We conducted a systematic review to identify randomized trials of acupuncture for chronic pain where allocation concealment was determined unambiguously to be adequate. Individual patient data meta-analyses were conducted using data from 29 of 31 eligible trials, with a total of 17,922 patients analyzed.

Results

In the primary analysis including all eligible trials, acupuncture was superior to both sham and no acupuncture control for each pain condition (all p<0.001). After exclusion of an outlying set of trials that strongly favored acupuncture, the effect sizes were similar across pain conditions. Patients receiving acupuncture had less pain, with scores 0.23 (95% C.I. 0.13, 0.33), 0.16 (95% C.I. 0.07, 0.25) and 0.15 (95% C.I. 0.07, 0.24) standard deviations lower than sham controls for back and neck pain, osteoarthritis, and chronic headache respectively; the effect sizes in comparison to no acupuncture controls were 0.55 (95% C.I. 0.51, 0.58), 0.57 (95% C.I. 0.50, 0.64) and 0.42 (95% C.I. 0.37, 0.46).

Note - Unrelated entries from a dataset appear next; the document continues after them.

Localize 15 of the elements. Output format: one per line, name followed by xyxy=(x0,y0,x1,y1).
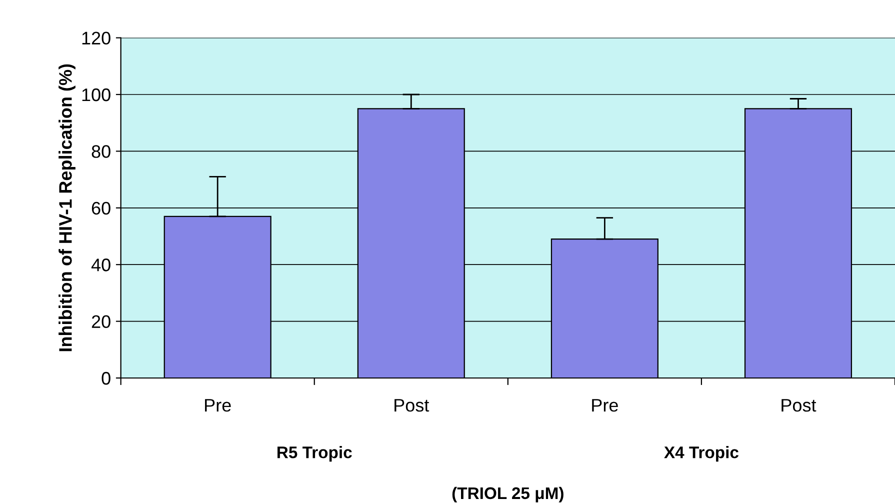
y-tick-label: 60 xyxy=(92,202,110,215)
y-tick-label: 120 xyxy=(82,32,110,45)
y-tick-label: 100 xyxy=(82,88,110,102)
y-axis-title: Inhibition of HIV-1 Replication (%) xyxy=(58,64,76,352)
x-tick-label: Pre xyxy=(592,399,618,412)
y-tick-label: 80 xyxy=(92,145,110,158)
y-tick-label: 0 xyxy=(102,372,110,385)
x-tick-label: Pre xyxy=(205,399,231,412)
y-tick-label: 20 xyxy=(92,315,110,328)
text: R5 Tropic xyxy=(278,446,352,462)
x-tick-label: Post xyxy=(782,399,816,412)
text: X4 Tropic xyxy=(664,446,738,462)
x-tick-label: Post xyxy=(394,399,430,412)
y-tick-label: 40 xyxy=(91,258,110,272)
x-axis-title: (TRIOL 25 μM) xyxy=(452,486,564,502)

These results were robust to a variety of sensitivity analyses, including those related to publication bias.

Conclusions

Acupuncture is effective for the treatment of chronic pain and is therefore a reasonable referral option. Significant differences between true and sham acupuncture indicate that acupuncture is more than a placebo. However, these differences are relatively modest, suggesting that factors in addition to the specific effects of needling are important contributors to the therapeutic effects of acupuncture.